Moss doesn’t like competition from weeds, like grass, neither does it like leaf litter. Show it a bit of love in this direction and it’ll repay you handsomely!

Some folks use weed killer to get moss off the lawn, if you have this problem do consider switching to a moss lawn, they are hard wearing and very attractive. For larger areas, like a lawn, lay it like polka dots and eventually it’ll grow over the gaps. But be warned, it is slow growing.




4 thoughts on “How to make a moss garden”

    • It would, but it may take an absolute age to become beautiful. Moss spreads best on flat smooth surfaces, kinda the oposite of the blades of artificial turf. Having said this, I recon once it is fully spread over the artificial lawn it will look fantastic. Perhaps even look like the very mature deep moss found in temperate rainforests?

      It just might take a while to get there though. I’d love to see it in a couple of years!

  1. I had patches of moss in the garden that was not planted, it just arrived. I believe it’s common striated feather moss, but I could be wrong.

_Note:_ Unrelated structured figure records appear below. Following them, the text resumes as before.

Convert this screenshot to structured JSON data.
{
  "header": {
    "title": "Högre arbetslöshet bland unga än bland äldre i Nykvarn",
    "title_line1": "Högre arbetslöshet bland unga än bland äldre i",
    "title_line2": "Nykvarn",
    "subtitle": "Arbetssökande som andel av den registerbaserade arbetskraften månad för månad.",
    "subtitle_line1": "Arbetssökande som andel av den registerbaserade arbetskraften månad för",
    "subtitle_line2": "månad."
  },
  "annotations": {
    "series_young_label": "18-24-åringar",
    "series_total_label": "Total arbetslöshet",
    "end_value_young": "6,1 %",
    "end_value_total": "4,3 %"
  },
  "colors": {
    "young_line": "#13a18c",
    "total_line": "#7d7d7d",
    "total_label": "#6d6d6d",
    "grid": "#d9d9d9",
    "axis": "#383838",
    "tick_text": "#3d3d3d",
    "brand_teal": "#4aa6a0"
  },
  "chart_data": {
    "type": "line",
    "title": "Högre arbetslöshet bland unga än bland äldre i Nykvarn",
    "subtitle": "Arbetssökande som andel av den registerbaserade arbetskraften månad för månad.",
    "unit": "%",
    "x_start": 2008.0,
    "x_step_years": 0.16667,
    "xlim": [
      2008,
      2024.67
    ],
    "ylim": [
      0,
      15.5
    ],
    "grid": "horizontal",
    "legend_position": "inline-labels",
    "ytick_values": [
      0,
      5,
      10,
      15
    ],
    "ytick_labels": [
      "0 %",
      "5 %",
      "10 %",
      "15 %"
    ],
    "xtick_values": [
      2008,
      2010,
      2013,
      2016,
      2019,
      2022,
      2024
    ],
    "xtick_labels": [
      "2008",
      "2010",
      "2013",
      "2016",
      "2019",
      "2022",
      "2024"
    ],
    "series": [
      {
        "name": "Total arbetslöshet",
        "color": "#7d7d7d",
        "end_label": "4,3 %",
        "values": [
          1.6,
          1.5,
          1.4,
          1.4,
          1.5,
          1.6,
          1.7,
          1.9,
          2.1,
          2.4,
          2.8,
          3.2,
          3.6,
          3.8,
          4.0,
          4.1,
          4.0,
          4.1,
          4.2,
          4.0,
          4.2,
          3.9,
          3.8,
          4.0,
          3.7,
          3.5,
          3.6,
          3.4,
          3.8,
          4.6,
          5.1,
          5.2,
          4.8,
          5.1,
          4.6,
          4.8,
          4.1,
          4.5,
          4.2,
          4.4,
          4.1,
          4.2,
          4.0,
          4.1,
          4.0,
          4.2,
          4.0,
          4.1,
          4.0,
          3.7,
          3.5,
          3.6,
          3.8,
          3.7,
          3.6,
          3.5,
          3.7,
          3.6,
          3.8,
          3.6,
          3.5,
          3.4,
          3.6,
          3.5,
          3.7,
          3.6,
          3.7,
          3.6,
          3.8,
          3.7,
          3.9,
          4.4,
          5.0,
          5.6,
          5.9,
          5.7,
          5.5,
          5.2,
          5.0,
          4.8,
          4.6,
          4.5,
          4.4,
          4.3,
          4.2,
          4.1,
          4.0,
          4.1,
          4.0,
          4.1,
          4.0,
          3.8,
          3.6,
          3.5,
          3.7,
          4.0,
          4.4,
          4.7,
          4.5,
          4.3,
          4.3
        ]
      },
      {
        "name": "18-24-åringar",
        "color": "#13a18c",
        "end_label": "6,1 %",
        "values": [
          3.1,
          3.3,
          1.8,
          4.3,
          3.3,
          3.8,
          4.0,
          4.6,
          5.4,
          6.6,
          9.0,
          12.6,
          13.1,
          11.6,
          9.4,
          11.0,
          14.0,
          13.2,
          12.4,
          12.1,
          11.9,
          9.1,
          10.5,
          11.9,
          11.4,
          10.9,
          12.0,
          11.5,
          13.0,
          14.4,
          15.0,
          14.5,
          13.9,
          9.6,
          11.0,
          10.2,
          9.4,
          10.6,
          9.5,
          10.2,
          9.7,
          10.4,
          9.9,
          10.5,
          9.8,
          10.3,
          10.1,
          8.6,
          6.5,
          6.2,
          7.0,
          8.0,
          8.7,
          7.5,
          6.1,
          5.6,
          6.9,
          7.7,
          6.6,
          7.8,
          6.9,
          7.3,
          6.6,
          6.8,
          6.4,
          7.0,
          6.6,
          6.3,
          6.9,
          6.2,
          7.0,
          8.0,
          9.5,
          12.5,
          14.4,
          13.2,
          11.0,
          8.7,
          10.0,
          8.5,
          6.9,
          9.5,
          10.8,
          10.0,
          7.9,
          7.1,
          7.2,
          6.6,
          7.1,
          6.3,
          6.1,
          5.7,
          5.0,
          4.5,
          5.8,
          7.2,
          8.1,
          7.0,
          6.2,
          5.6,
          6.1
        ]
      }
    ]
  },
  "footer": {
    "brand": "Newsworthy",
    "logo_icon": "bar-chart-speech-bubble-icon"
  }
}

    I decided not to rake it out for a few months over the winter of 2021/22 and was then intrigued to see that the grass suffered in 2022’s drought, but the moss stayed green. It’s now (March 2023) covering a good 50% of the garden and I’m just going to let it take over and only remove it from the flower beds. Less mowing, it seems to stay green, bulbs grow through it and I find it pleasantly spongey to walk on.

    Just hope I don’t live to regret this…

    • I don’t think you’ll regret it!

      For one thing if you try and grow moss where it isn’t suited, it will fail (and so it won’t take over). and for another thing, it tends to grow where it wants, even if you try your hardest to stop it!

      It sounds gorgeous to me, hope it brings you years of enjoyment.